Sign-Separated Finite-Time Error Analysis of Q-Learning

TL;DR

This paper introduces a novel sign-separated finite-time error analysis for Q-learning, revealing an asymmetry in error dynamics linked to overestimation, with bounds applicable to deterministic and stochastic cases.

Contribution

It develops a new analytical framework decomposing Q-learning error into positive and negative parts, highlighting asymmetries and providing finite-time bounds.

Findings

Negative error dynamics are dominated by a stable LTI system.

Positive errors can propagate and cause overestimation.

Finite-time bounds are established for both deterministic and stochastic recursions.

Abstract

This paper develops a sign-separated finite-time error analysis for constant step-size Q-learning. Starting from the switching-system representation, the error is decomposed into its componentwise negative and positive parts. The negative part is dominated by a lower comparison linear time-invariant (LTI) system associated with a fixed optimal policy, whereas the positive part is controlled by a linear switching system.

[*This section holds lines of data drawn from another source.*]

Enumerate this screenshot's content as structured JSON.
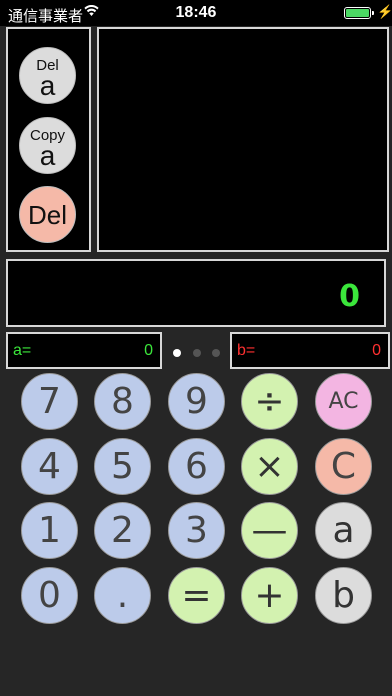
{
  "status_bar": {
    "carrier": "通信事業者",
    "time": "18:46",
    "wifi_icon": "wifi-icon",
    "battery_level": 1.0,
    "battery_color": "#4cd964"
  },
  "side_buttons": {
    "del_a": {
      "top": "Del",
      "bottom": "a"
    },
    "copy_a": {
      "top": "Copy",
      "bottom": "a"
    },
    "del": "Del"
  },
  "display": {
    "value": "0",
    "color": "#3be63b"
  },
  "registers": {
    "a": {
      "label": "a=",
      "value": "0",
      "color": "#3be63b"
    },
    "b": {
      "label": "b=",
      "value": "0",
      "color": "#ff3030"
    }
  },
  "page_indicator": {
    "count": 3,
    "current": 1
  },
  "keypad": {
    "r1": [
      "7",
      "8",
      "9",
      "÷",
      "AC"
    ],
    "r2": [
      "4",
      "5",
      "6",
      "×",
      "C"
    ],
    "r3": [
      "1",
      "2",
      "3",
      "—",
      "a"
    ],
    "r4": [
      "0",
      ".",
      "=",
      "+",
      "b"
    ]
  },
  "colors": {
    "number_key": "#bccbea",
    "operator_key": "#d3f2b0",
    "clear_all_key": "#f3b5e2",
    "clear_key": "#f5b9a8",
    "variable_key": "#dcdcdc"
  }
}
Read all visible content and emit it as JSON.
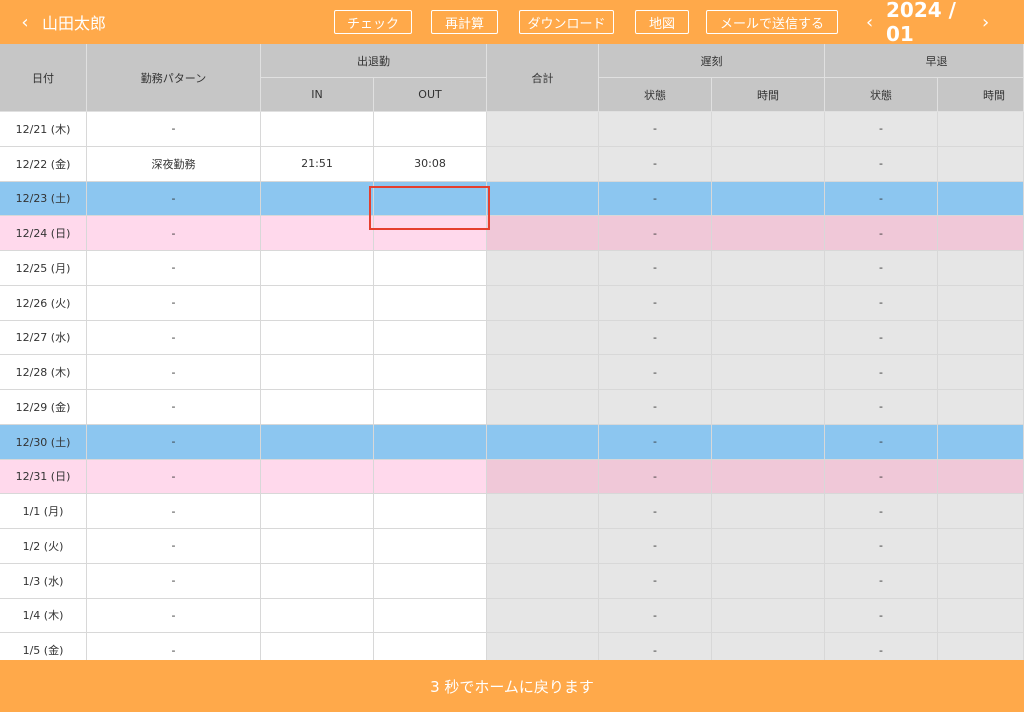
{
  "header": {
    "user_name": "山田太郎",
    "buttons": {
      "check": "チェック",
      "recalc": "再計算",
      "download": "ダウンロード",
      "map": "地図",
      "send_mail": "メールで送信する"
    },
    "month": "2024 / 01"
  },
  "table": {
    "headers": {
      "date": "日付",
      "pattern": "勤務パターン",
      "attendance": "出退勤",
      "in": "IN",
      "out": "OUT",
      "total": "合計",
      "late": "遅刻",
      "early": "早退",
      "status": "状態",
      "time": "時間"
    },
    "rows": [
      {
        "date": "12/21 (木)",
        "pattern": "-",
        "in": "",
        "out": "",
        "late_status": "-",
        "early_status": "-",
        "day": "weekday"
      },
      {
        "date": "12/22 (金)",
        "pattern": "深夜勤務",
        "in": "21:51",
        "out": "30:08",
        "late_status": "-",
        "early_status": "-",
        "day": "weekday"
      },
      {
        "date": "12/23 (土)",
        "pattern": "-",
        "in": "",
        "out": "",
        "late_status": "-",
        "early_status": "-",
        "day": "sat"
      },
      {
        "date": "12/24 (日)",
        "pattern": "-",
        "in": "",
        "out": "",
        "late_status": "-",
        "early_status": "-",
        "day": "sun"
      },
      {
        "date": "12/25 (月)",
        "pattern": "-",
        "in": "",
        "out": "",
        "late_status": "-",
        "early_status": "-",
        "day": "weekday"
      },
      {
        "date": "12/26 (火)",
        "pattern": "-",
        "in": "",
        "out": "",
        "late_status": "-",
        "early_status": "-",
        "day": "weekday"
      },
      {
        "date": "12/27 (水)",
        "pattern": "-",
        "in": "",
        "out": "",
        "late_status": "-",
        "early_status": "-",
        "day": "weekday"
      },
      {
        "date": "12/28 (木)",
        "pattern": "-",
        "in": "",
        "out": "",
        "late_status": "-",
        "early_status": "-",
        "day": "weekday"
      },
      {
        "date": "12/29 (金)",
        "pattern": "-",
        "in": "",
        "out": "",
        "late_status": "-",
        "early_status": "-",
        "day": "weekday"
      },
      {
        "date": "12/30 (土)",
        "pattern": "-",
        "in": "",
        "out": "",
        "late_status": "-",
        "early_status": "-",
        "day": "sat"
      },
      {
        "date": "12/31 (日)",
        "pattern": "-",
        "in": "",
        "out": "",
        "late_status": "-",
        "early_status": "-",
        "day": "sun"
      },
      {
        "date": "1/1 (月)",
        "pattern": "-",
        "in": "",
        "out": "",
        "late_status": "-",
        "early_status": "-",
        "day": "weekday"
      },
      {
        "date": "1/2 (火)",
        "pattern": "-",
        "in": "",
        "out": "",
        "late_status": "-",
        "early_status": "-",
        "day": "weekday"
      },
      {
        "date": "1/3 (水)",
        "pattern": "-",
        "in": "",
        "out": "",
        "late_status": "-",
        "early_status": "-",
        "day": "weekday"
      },
      {
        "date": "1/4 (木)",
        "pattern": "-",
        "in": "",
        "out": "",
        "late_status": "-",
        "early_status": "-",
        "day": "weekday"
      },
      {
        "date": "1/5 (金)",
        "pattern": "-",
        "in": "",
        "out": "",
        "late_status": "-",
        "early_status": "-",
        "day": "weekday"
      }
    ]
  },
  "footer": {
    "message": "3 秒でホームに戻ります"
  },
  "colors": {
    "accent": "#ffa94a",
    "saturday": "#8cc6f0",
    "sunday": "#ffd9ec",
    "highlight": "#e53f2e"
  }
}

The resulting bounds show that the negative-side LTI certificate is no slower than the positive-side switching certificate and may produce a faster exponential envelope. The analysis identifies a max-induced asymmetry in Q-learning error dynamics. This asymmetry is connected to overestimation: positive action-wise errors can be selected and propagated by the Bellman maximum, whereas negative errors admit an optimal-policy lower comparison. Finite-time bounds are provided for both deterministic and stochastic constant-step-size recursions.